Elliott State Forest: For Sale to Private Bidders

By Carl Segerstrom

– The Elliott State Forest is a public trust area home to numerous populations of endangered species

Salem, Ore.– On Oct. 11 over 100 people demonstrated against the pending sale of the Elliott State Forest at the Oregon Department of State Lands meeting.

The event was organized by Oregon environmental groups to show the State Land Board that citizens throughout the state oppose the sale of the Elliott to private interests.

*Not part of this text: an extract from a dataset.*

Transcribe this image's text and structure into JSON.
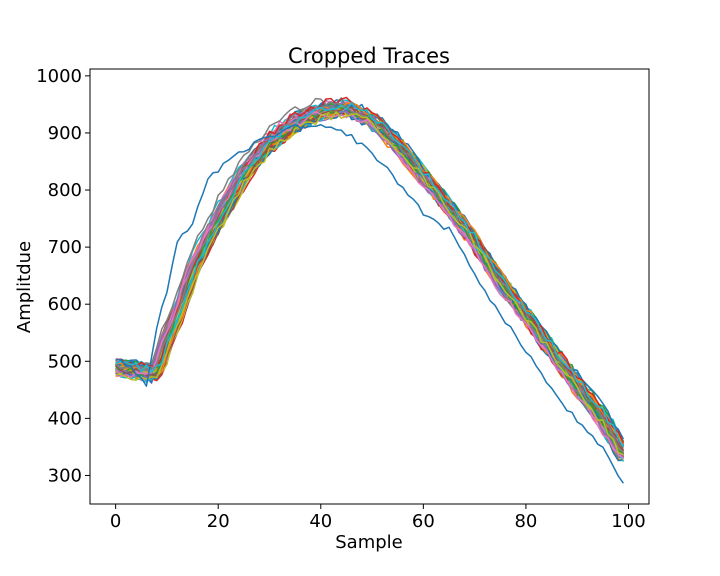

On July 27 the Department of State Lands announced the “fair market value” of the 82,500-acre common school fund lands in the Elliott at $220.8 million. According to their website, the Department of State Lands will be accepting acquisition plans until Nov. 11 of this year. Representatives of environmental organizations from Coos Bay to Portland teamed up with the Save the Elliott campaign to rally support. Demonstrators gathered and gave speeches outside the State Land Board building in Salem before the meeting and offered over an hour of input during the public comment period.

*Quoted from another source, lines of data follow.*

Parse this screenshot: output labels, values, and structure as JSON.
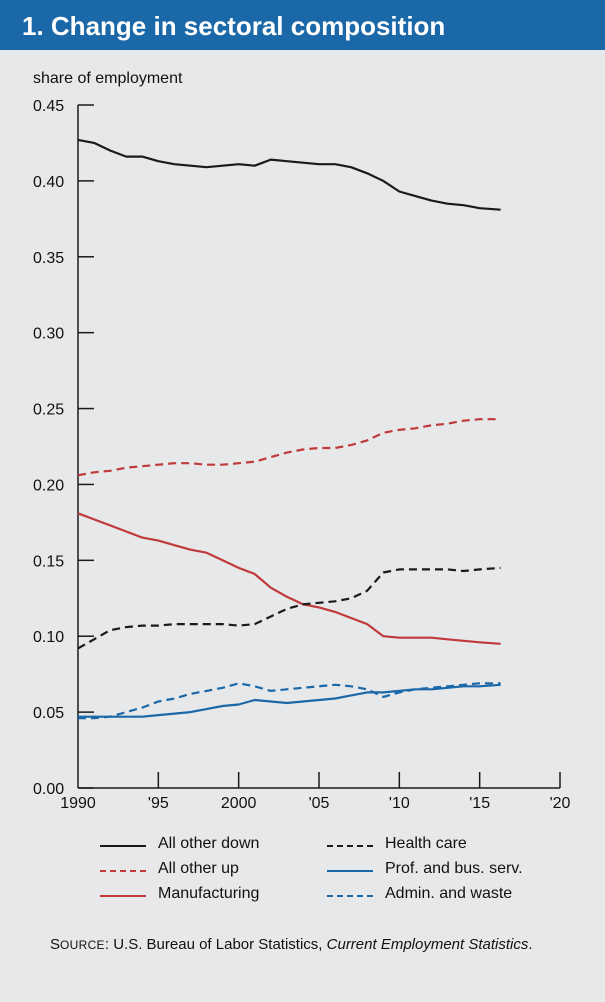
{
  "title": "1.  Change in sectoral composition",
  "colors": {
    "title_bar": "#1a68a8",
    "background": "#e7e8e9",
    "black": "#1a1a1a",
    "red": "#c0393b",
    "blue": "#1a68a8"
  },
  "chart_data": {
    "type": "line",
    "ylabel": "share of employment",
    "ylim": [
      0.0,
      0.45
    ],
    "xlim": [
      1990,
      2020
    ],
    "y_ticks": [
      0.0,
      0.05,
      0.1,
      0.15,
      0.2,
      0.25,
      0.3,
      0.35,
      0.4,
      0.45
    ],
    "y_tick_labels": [
      "0.00",
      "0.05",
      "0.10",
      "0.15",
      "0.20",
      "0.25",
      "0.30",
      "0.35",
      "0.40",
      "0.45"
    ],
    "x_ticks": [
      1990,
      1995,
      2000,
      2005,
      2010,
      2015,
      2020
    ],
    "x_tick_labels": [
      "1990",
      "'95",
      "2000",
      "'05",
      "'10",
      "'15",
      "'20"
    ],
    "series": [
      {
        "name": "All other down",
        "color": "#1a1a1a",
        "dash": "solid",
        "x": [
          1990,
          1991,
          1992,
          1993,
          1994,
          1995,
          1996,
          1997,
          1998,
          1999,
          2000,
          2001,
          2002,
          2003,
          2004,
          2005,
          2006,
          2007,
          2008,
          2009,
          2010,
          2011,
          2012,
          2013,
          2014,
          2015,
          2016.3
        ],
        "y": [
          0.427,
          0.425,
          0.42,
          0.416,
          0.416,
          0.413,
          0.411,
          0.41,
          0.409,
          0.41,
          0.411,
          0.41,
          0.414,
          0.413,
          0.412,
          0.411,
          0.411,
          0.409,
          0.405,
          0.4,
          0.393,
          0.39,
          0.387,
          0.385,
          0.384,
          0.382,
          0.381
        ]
      },
      {
        "name": "All other up",
        "color": "#c0393b",
        "dash": "dashed",
        "x": [
          1990,
          1991,
          1992,
          1993,
          1994,
          1995,
          1996,
          1997,
          1998,
          1999,
          2000,
          2001,
          2002,
          2003,
          2004,
          2005,
          2006,
          2007,
          2008,
          2009,
          2010,
          2011,
          2012,
          2013,
          2014,
          2015,
          2016.3
        ],
        "y": [
          0.206,
          0.208,
          0.209,
          0.211,
          0.212,
          0.213,
          0.214,
          0.214,
          0.213,
          0.213,
          0.214,
          0.215,
          0.218,
          0.221,
          0.223,
          0.224,
          0.224,
          0.226,
          0.229,
          0.234,
          0.236,
          0.237,
          0.239,
          0.24,
          0.242,
          0.243,
          0.243
        ]
      },
      {
        "name": "Manufacturing",
        "color": "#c0393b",
        "dash": "solid",
        "x": [
          1990,
          1991,
          1992,
          1993,
          1994,
          1995,
          1996,
          1997,
          1998,
          1999,
          2000,
          2001,
          2002,
          2003,
          2004,
          2005,
          2006,
          2007,
          2008,
          2009,
          2010,
          2011,
          2012,
          2013,
          2014,
          2015,
          2016.3
        ],
        "y": [
          0.181,
          0.177,
          0.173,
          0.169,
          0.165,
          0.163,
          0.16,
          0.157,
          0.155,
          0.15,
          0.145,
          0.141,
          0.132,
          0.126,
          0.121,
          0.119,
          0.116,
          0.112,
          0.108,
          0.1,
          0.099,
          0.099,
          0.099,
          0.098,
          0.097,
          0.096,
          0.095
        ]
      },
      {
        "name": "Health care",
        "color": "#1a1a1a",
        "dash": "dashed",
        "x": [
          1990,
          1991,
          1992,
          1993,
          1994,
          1995,
          1996,
          1997,
          1998,
          1999,
          2000,
          2001,
          2002,
          2003,
          2004,
          2005,
          2006,
          2007,
          2008,
          2009,
          2010,
          2011,
          2012,
          2013,
          2014,
          2015,
          2016.3
        ],
        "y": [
          0.092,
          0.098,
          0.104,
          0.106,
          0.107,
          0.107,
          0.108,
          0.108,
          0.108,
          0.108,
          0.107,
          0.108,
          0.113,
          0.118,
          0.121,
          0.122,
          0.123,
          0.125,
          0.13,
          0.142,
          0.144,
          0.144,
          0.144,
          0.144,
          0.143,
          0.144,
          0.145
        ]
      },
      {
        "name": "Prof. and bus. serv.",
        "color": "#1a68a8",
        "dash": "solid",
        "x": [
          1990,
          1991,
          1992,
          1993,
          1994,
          1995,
          1996,
          1997,
          1998,
          1999,
          2000,
          2001,
          2002,
          2003,
          2004,
          2005,
          2006,
          2007,
          2008,
          2009,
          2010,
          2011,
          2012,
          2013,
          2014,
          2015,
          2016.3
        ],
        "y": [
          0.047,
          0.047,
          0.047,
          0.047,
          0.047,
          0.048,
          0.049,
          0.05,
          0.052,
          0.054,
          0.055,
          0.058,
          0.057,
          0.056,
          0.057,
          0.058,
          0.059,
          0.061,
          0.063,
          0.063,
          0.064,
          0.065,
          0.065,
          0.066,
          0.067,
          0.067,
          0.068
        ]
      },
      {
        "name": "Admin. and waste",
        "color": "#1a68a8",
        "dash": "dashed",
        "x": [
          1990,
          1991,
          1992,
          1993,
          1994,
          1995,
          1996,
          1997,
          1998,
          1999,
          2000,
          2001,
          2002,
          2003,
          2004,
          2005,
          2006,
          2007,
          2008,
          2009,
          2010,
          2011,
          2012,
          2013,
          2014,
          2015,
          2016.3
        ],
        "y": [
          0.046,
          0.046,
          0.047,
          0.05,
          0.053,
          0.057,
          0.059,
          0.062,
          0.064,
          0.066,
          0.069,
          0.067,
          0.064,
          0.065,
          0.066,
          0.067,
          0.068,
          0.067,
          0.065,
          0.06,
          0.063,
          0.065,
          0.066,
          0.067,
          0.068,
          0.069,
          0.069
        ]
      }
    ]
  },
  "legend": [
    {
      "label": "All other down",
      "color": "#1a1a1a",
      "dash": "solid"
    },
    {
      "label": "Health care",
      "color": "#1a1a1a",
      "dash": "dashed"
    },
    {
      "label": "All other up",
      "color": "#c0393b",
      "dash": "dashed"
    },
    {
      "label": "Prof. and bus. serv.",
      "color": "#1a68a8",
      "dash": "solid"
    },
    {
      "label": "Manufacturing",
      "color": "#c0393b",
      "dash": "solid"
    },
    {
      "label": "Admin. and waste",
      "color": "#1a68a8",
      "dash": "dashed"
    }
  ],
  "source": {
    "prefix_first": "S",
    "prefix_rest": "OURCE",
    "colon": ": ",
    "text": "U.S. Bureau of Labor Statistics, ",
    "italic": "Current Employment Statistics",
    "end": "."
  }
}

Supporters of keeping the Elliott public cited recreational opportunities, carbon sequestration potential and endangered species habitat as some of the public goods that would be lost if the State sold the Elliott. The Elliott State Forest is home to federally endangered species including northern spotted owls, marbled murrelets and coho salmon.

Max Beeken, the Co-Director of Coastal Range Forest Watch, said the event and public meeting were an important part of his organization’s work to stop the sale of the Elliott. “This is the last State Land Board meeting before they make their decision,” Beeken said. “It is a critical time for us to make our point with a bunch of people here.”

Demonstrators came from all over the state, including as far away as Ashland. A group of over 30 from Coos Bay, which neighbors the Elliott, arrived in a school bus.

Conservation field coordinator for the Audubon Society of Portland Micah Meskel said the expectations for the event and public hearing were to show the State Land Board, “…that Oregonians do not accept the privatization of public lands.”

“We expect the state and state leaders to really take a hard look at what they are doing,” Meskel said, “and instruct the Department of State Lands to really find a real solution for the Elliott that keeps it in state ownership.”

The State Land Board is comprised of Governor Kate Brown, State Treasurer and Portland mayoral candidate Ted Wheeler, Secretary of State Jeanne Atkins and three appointed land board assistants. Of the more than 30 speakers during the public comment period, only one supported selling the Elliott.

The next State Land Board meeting, when the sales announcement is scheduled to be made, is Dec. 13.